Aku mungkin bukan siswa yang terpintar, tapi aku siswa yang tak pernah berhenti belajar dari kesalahan, dari kegagalan, dan dari setiap kehidupan napas.

Dan hari ini, aku terus melangkah. Dengan mimpi membuka usaha, belajar bisnis digital, dan suatu hari nanti—membanggakan keluargaku.

Perjalanan Hidup Moch Fikri Romadoni dari Pesantren hingga Mimpi yang Tak Pernah Padam.
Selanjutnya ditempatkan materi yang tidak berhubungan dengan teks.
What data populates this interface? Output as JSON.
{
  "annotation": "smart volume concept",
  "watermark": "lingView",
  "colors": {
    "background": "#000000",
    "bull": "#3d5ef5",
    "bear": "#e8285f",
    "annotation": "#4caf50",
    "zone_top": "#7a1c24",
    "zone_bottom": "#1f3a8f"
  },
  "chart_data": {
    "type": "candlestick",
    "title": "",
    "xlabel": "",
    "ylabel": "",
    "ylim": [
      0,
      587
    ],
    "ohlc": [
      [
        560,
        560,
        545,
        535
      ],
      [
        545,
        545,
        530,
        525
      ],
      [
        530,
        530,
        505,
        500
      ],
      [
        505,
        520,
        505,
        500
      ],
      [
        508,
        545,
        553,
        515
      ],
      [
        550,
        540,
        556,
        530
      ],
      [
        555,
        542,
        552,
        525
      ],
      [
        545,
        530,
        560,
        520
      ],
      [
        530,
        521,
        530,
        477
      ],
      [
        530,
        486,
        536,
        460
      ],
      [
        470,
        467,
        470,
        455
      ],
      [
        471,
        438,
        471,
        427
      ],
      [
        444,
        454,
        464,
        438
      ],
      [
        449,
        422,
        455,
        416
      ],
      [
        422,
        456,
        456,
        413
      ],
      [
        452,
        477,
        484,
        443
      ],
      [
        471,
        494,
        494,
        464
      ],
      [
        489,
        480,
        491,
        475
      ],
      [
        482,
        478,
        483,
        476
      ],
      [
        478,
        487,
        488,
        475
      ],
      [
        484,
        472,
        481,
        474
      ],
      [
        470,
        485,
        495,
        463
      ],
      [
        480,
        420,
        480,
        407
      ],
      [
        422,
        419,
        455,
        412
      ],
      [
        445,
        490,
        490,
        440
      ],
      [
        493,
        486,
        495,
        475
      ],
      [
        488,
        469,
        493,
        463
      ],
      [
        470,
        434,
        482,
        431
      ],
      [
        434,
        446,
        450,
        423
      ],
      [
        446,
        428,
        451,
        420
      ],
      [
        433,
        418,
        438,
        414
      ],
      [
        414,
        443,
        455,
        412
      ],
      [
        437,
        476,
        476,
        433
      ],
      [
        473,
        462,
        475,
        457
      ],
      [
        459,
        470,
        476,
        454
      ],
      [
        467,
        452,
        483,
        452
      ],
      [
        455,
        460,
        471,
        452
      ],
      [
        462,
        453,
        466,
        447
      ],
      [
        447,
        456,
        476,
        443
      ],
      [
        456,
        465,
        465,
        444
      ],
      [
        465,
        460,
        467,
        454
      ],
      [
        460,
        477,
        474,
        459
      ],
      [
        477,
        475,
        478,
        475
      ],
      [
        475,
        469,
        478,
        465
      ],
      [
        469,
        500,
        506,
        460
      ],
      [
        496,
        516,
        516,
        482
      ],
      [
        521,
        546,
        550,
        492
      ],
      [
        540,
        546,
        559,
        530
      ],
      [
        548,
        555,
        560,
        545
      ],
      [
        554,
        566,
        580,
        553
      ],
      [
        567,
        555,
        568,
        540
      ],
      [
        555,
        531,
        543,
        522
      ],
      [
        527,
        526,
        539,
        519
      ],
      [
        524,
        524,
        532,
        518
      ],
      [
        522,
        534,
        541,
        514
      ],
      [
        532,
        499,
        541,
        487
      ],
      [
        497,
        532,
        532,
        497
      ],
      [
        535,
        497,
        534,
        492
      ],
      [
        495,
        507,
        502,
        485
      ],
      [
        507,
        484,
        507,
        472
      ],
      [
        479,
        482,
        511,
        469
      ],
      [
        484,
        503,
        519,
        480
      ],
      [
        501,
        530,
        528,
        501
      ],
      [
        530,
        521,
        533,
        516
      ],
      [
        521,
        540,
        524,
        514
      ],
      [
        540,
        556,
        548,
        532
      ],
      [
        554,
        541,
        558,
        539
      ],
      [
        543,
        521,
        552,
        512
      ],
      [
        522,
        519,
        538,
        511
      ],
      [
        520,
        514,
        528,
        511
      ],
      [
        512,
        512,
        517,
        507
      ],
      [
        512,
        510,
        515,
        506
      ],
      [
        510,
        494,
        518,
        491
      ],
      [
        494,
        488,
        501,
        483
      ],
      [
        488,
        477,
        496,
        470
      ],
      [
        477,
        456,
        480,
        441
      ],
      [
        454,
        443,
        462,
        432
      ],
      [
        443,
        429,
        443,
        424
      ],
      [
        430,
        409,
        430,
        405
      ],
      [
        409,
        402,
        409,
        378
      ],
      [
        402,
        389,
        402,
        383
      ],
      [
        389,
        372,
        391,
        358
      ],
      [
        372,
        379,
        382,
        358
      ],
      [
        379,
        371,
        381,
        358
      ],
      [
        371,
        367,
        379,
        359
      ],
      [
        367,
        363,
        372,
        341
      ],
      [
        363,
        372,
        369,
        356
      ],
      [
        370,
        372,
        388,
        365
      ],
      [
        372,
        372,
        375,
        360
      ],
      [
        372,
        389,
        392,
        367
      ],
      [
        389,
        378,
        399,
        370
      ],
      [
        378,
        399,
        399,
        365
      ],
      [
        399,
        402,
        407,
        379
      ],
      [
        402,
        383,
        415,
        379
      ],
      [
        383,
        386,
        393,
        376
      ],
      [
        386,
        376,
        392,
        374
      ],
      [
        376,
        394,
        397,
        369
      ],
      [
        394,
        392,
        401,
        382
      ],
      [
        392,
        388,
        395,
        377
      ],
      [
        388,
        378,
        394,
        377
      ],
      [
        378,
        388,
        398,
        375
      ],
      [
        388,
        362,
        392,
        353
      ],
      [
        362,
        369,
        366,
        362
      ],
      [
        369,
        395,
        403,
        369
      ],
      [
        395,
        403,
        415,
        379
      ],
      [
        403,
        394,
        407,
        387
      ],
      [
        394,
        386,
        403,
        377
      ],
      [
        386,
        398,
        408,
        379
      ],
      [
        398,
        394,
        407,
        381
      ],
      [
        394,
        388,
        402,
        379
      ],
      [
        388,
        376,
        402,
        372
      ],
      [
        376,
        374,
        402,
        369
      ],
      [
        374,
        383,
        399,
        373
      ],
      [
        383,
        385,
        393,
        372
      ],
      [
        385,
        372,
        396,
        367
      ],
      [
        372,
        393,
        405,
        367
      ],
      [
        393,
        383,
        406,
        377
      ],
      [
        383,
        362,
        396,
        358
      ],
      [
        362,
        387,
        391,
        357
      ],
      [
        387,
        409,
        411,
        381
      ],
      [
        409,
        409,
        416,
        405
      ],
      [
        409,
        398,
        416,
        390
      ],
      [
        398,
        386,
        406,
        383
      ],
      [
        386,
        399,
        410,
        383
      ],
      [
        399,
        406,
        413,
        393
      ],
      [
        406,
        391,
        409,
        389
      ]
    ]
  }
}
Dari daftar pelajaran itu, saya ingin menekankan bahwa ketahanan bukan bakat bawaan, tapi hasil dari pengalaman harian.

Selain itu, mimpi membuka usaha dan mengecewakan ibu menjadi pengingat akan tujuan jangka panjang, yang bisa memotivasi siapa saja untuk terus maju meski ada rintangan.

Untukmu yang Sedang Berjuang

Jika kamu sedang merasa lelah, gagal, atau dikucilkan,ingatlah kisah hidupmu belum selesai. Setiap bab yang pahit hari ini bisa jadi fondasi kemenangan besok. Karena pada akhirnya, bukan seberapa sempurna perjalananmu, tapi seberapa gigih kamu melanjutkannya.